Merck Whistle-Blower Has a Case, Judge Finds

     PHILADELPHIA (CN) – Merck must face claims that it fired a woman who figured out that its contractor disguised a money grab as a diabetes study, a federal judge ruled Wednesday.
     Joni Westawski sued Merck & Co. last year over her termination in 2012 after 11 years of employment.
     The former market-research analyst says the trouble started with her assignment in 2009 to a diabetes-treatment study focused on low-income Latinos.
     Westawski said the research-study subjects were drawn from the employee lists at H-E-B, a grocery chain in Texas and Mexico. Merck selected the market research group DrTango Inc. to perform the study, led by that contractor’s executive vice president Dirk Schroeder.
     The complaint alleged a string of rejoinders every time Westawski protested about the study’s methods, beginning with her concern that the study examined too few subjects and that DrTango did not follow Merck’s internal policies.
     Westawski says her supervisor, Bob Giametti, told her to create an addendum to the DrTango contract that would allow Schroeder to earn $25,000 for speaking engagements.
     Soon it allegedly became clear to Westawski that the DrTango project was concocted solely to enrich the parties involved, rather than for pure market research.
     “She realized that the DrTango project was not a pure market research study, but rather a mechanism through which H-E-B could help its employees achieve diabetes care compliance, thereby reducing workers’ sick days; through which Blue Cross Blue Shield of Texas would see its costs go down; through which Merck would sell more pharmaceutical products; and through which Mr. Schroeder would be personally paid $25,000 per ‘speaking engagement’ by involving himself in these meetings,” U.S. District Judge Wendy Beetlestone said, summarizing the allegations.
     An internal investigation Merck launched in 2010 while Westawski had maternity leave allegedly found no wrongdoing, and Westawski says Giammetti in turn scolded her for “making his life difficult.”

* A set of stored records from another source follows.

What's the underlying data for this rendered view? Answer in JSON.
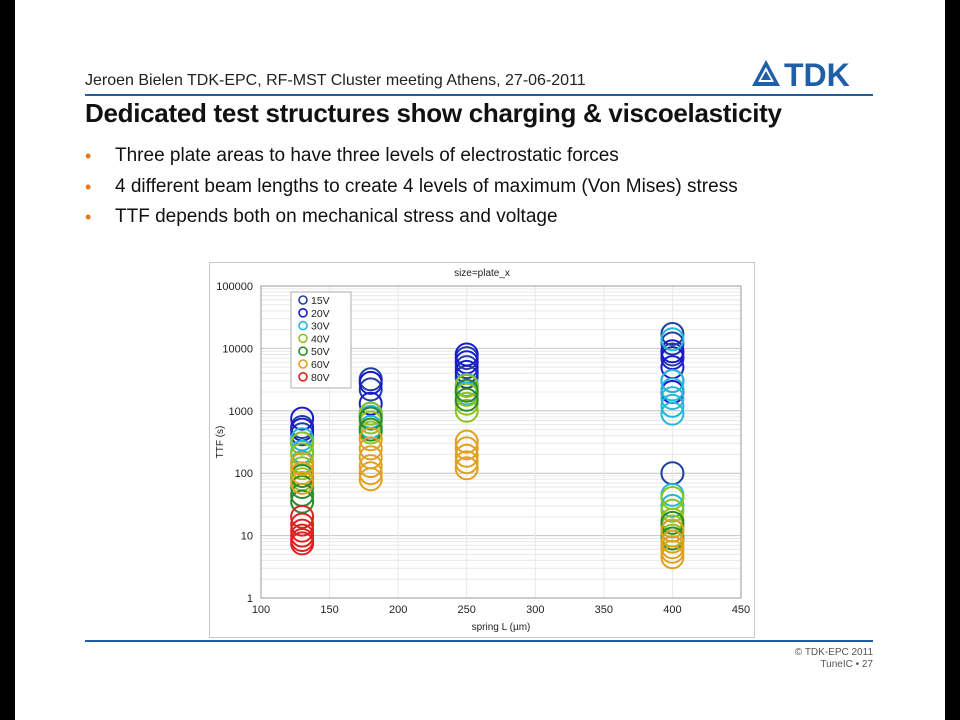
{
  "slide": {
    "header": "Jeroen Bielen TDK-EPC, RF-MST Cluster meeting Athens, 27-06-2011",
    "logo_text": "TDK",
    "title": "Dedicated test structures show charging & viscoelasticity",
    "bullets": [
      "Three plate areas to have three levels of electrostatic forces",
      "4 different beam lengths to create 4 levels of maximum (Von Mises) stress",
      "TTF depends both on mechanical stress and voltage"
    ],
    "footer_copyright": "© TDK-EPC 2011",
    "footer_page": "TuneIC • 27",
    "colors": {
      "rule": "#1f5fa8",
      "bullet": "#e67817",
      "logo": "#1f5fa8"
    }
  },
  "chart_data": {
    "type": "scatter",
    "title": "size=plate_x",
    "xlabel": "spring L (µm)",
    "ylabel": "TTF (s)",
    "xlim": [
      100,
      450
    ],
    "ylim": [
      1,
      100000
    ],
    "y_scale": "log",
    "x_ticks": [
      "100",
      "150",
      "200",
      "250",
      "300",
      "350",
      "400",
      "450"
    ],
    "y_ticks": [
      "1",
      "10",
      "100",
      "1000",
      "10000",
      "100000"
    ],
    "grid": true,
    "legend": "top-left",
    "series": [
      {
        "name": "15V",
        "color": "#1f3fa0",
        "points": [
          [
            130,
            550
          ],
          [
            130,
            420
          ],
          [
            130,
            300
          ],
          [
            180,
            3200
          ],
          [
            180,
            2200
          ],
          [
            250,
            7000
          ],
          [
            250,
            5000
          ],
          [
            250,
            3500
          ],
          [
            400,
            17000
          ],
          [
            400,
            12000
          ],
          [
            400,
            8000
          ],
          [
            400,
            100
          ]
        ]
      },
      {
        "name": "20V",
        "color": "#1a1acc",
        "points": [
          [
            130,
            750
          ],
          [
            130,
            500
          ],
          [
            180,
            2800
          ],
          [
            180,
            1300
          ],
          [
            180,
            900
          ],
          [
            250,
            8000
          ],
          [
            250,
            6000
          ],
          [
            250,
            4200
          ],
          [
            400,
            9000
          ],
          [
            400,
            7000
          ],
          [
            400,
            5000
          ],
          [
            400,
            3000
          ],
          [
            400,
            2000
          ]
        ]
      },
      {
        "name": "30V",
        "color": "#22b8d8",
        "points": [
          [
            130,
            350
          ],
          [
            130,
            220
          ],
          [
            130,
            150
          ],
          [
            180,
            800
          ],
          [
            180,
            550
          ],
          [
            250,
            2600
          ],
          [
            250,
            1900
          ],
          [
            400,
            14000
          ],
          [
            400,
            3000
          ],
          [
            400,
            2200
          ],
          [
            400,
            1600
          ],
          [
            400,
            1200
          ],
          [
            400,
            900
          ],
          [
            400,
            45
          ],
          [
            400,
            30
          ]
        ]
      },
      {
        "name": "40V",
        "color": "#8ec21f",
        "points": [
          [
            130,
            300
          ],
          [
            130,
            200
          ],
          [
            130,
            120
          ],
          [
            130,
            80
          ],
          [
            180,
            900
          ],
          [
            180,
            650
          ],
          [
            180,
            450
          ],
          [
            250,
            2500
          ],
          [
            250,
            1800
          ],
          [
            250,
            1300
          ],
          [
            250,
            1000
          ],
          [
            400,
            40
          ],
          [
            400,
            25
          ],
          [
            400,
            18
          ],
          [
            400,
            14
          ],
          [
            400,
            10
          ],
          [
            400,
            8
          ]
        ]
      },
      {
        "name": "50V",
        "color": "#2a8a2a",
        "points": [
          [
            130,
            90
          ],
          [
            130,
            60
          ],
          [
            130,
            45
          ],
          [
            130,
            35
          ],
          [
            180,
            750
          ],
          [
            180,
            500
          ],
          [
            250,
            2100
          ],
          [
            250,
            1500
          ],
          [
            400,
            16
          ],
          [
            400,
            12
          ],
          [
            400,
            9
          ]
        ]
      },
      {
        "name": "60V",
        "color": "#e0a020",
        "points": [
          [
            130,
            140
          ],
          [
            130,
            100
          ],
          [
            130,
            70
          ],
          [
            180,
            350
          ],
          [
            180,
            250
          ],
          [
            180,
            180
          ],
          [
            180,
            130
          ],
          [
            180,
            100
          ],
          [
            180,
            80
          ],
          [
            250,
            320
          ],
          [
            250,
            250
          ],
          [
            250,
            190
          ],
          [
            250,
            150
          ],
          [
            250,
            120
          ],
          [
            400,
            12
          ],
          [
            400,
            8
          ],
          [
            400,
            6.5
          ],
          [
            400,
            5.5
          ],
          [
            400,
            4.5
          ]
        ]
      },
      {
        "name": "80V",
        "color": "#e02020",
        "points": [
          [
            130,
            20
          ],
          [
            130,
            15
          ],
          [
            130,
            12
          ],
          [
            130,
            10
          ],
          [
            130,
            8.5
          ],
          [
            130,
            7.5
          ]
        ]
      }
    ]
  }
}
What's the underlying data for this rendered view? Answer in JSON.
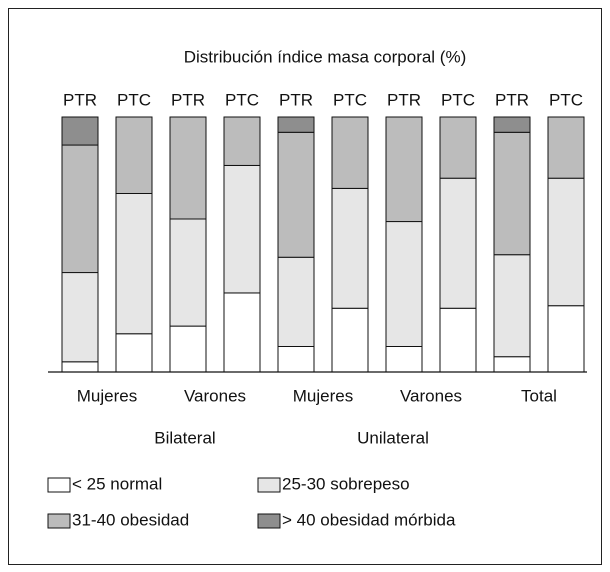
{
  "chart_data": {
    "type": "stacked_bar",
    "title": "Distribución índice masa corporal (%)",
    "categories": [
      "PTR",
      "PTC",
      "PTR",
      "PTC",
      "PTR",
      "PTC",
      "PTR",
      "PTC",
      "PTR",
      "PTC"
    ],
    "groups": [
      "Mujeres",
      "Varones",
      "Mujeres",
      "Varones",
      "Total"
    ],
    "supergroups": [
      "Bilateral",
      "Unilateral"
    ],
    "series": [
      {
        "name": "< 25 normal",
        "color": "#ffffff",
        "values": [
          4,
          15,
          18,
          31,
          10,
          25,
          10,
          25,
          6,
          26
        ]
      },
      {
        "name": "25-30 sobrepeso",
        "color": "#e6e6e6",
        "values": [
          35,
          55,
          42,
          50,
          35,
          47,
          49,
          51,
          40,
          50
        ]
      },
      {
        "name": "31-40 obesidad",
        "color": "#bcbcbc",
        "values": [
          50,
          30,
          40,
          19,
          49,
          28,
          41,
          24,
          48,
          24
        ]
      },
      {
        "name": "> 40 obesidad mórbida",
        "color": "#8e8e8e",
        "values": [
          11,
          0,
          0,
          0,
          6,
          0,
          0,
          0,
          6,
          0
        ]
      }
    ]
  }
}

     Westawski says the company informed her that her position was being eliminated, but that a new organizational chart proves otherwise.
     Judge Beetlestone nixed most of Westawski’s suit Wednesday but refused to dismiss a claim under the Sarbanes-Oxley Act, which bars the termination of corporate whistle-blowers.
     Merck failed to sway the court that the claim is doomed for its failure to allege that Westawski’s “new supervisor at the time of her discharge, or others in her new department had any knowledge of her protected activity,” according to the ruling.
     Beetlestone emphasized that the complaint is “littered with mentions of individuals to whom the plaintiff brought her concerns about the impropriety of the DrTango research study and of the content of those conversations.”
     “The plaintiff has not, however, brought suit against these individuals,” the ruling states. “She has sued only Merck. And as Merck is the only named defendant in this case, Merck is the only ‘person’ plaintiff must allege ‘knew or suspected that [she] engaged in the protected activity’ for the purposes of defeating this motion. Considering the number of Merck employees who were made aware of the plaintiff’s concerns by the plaintiff herself, it simply cannot be said at this stage in the proceedings that Merck the corporation, the only defendant, was unaware of the plaintiff’s protected activity, and the court will not hold otherwise.”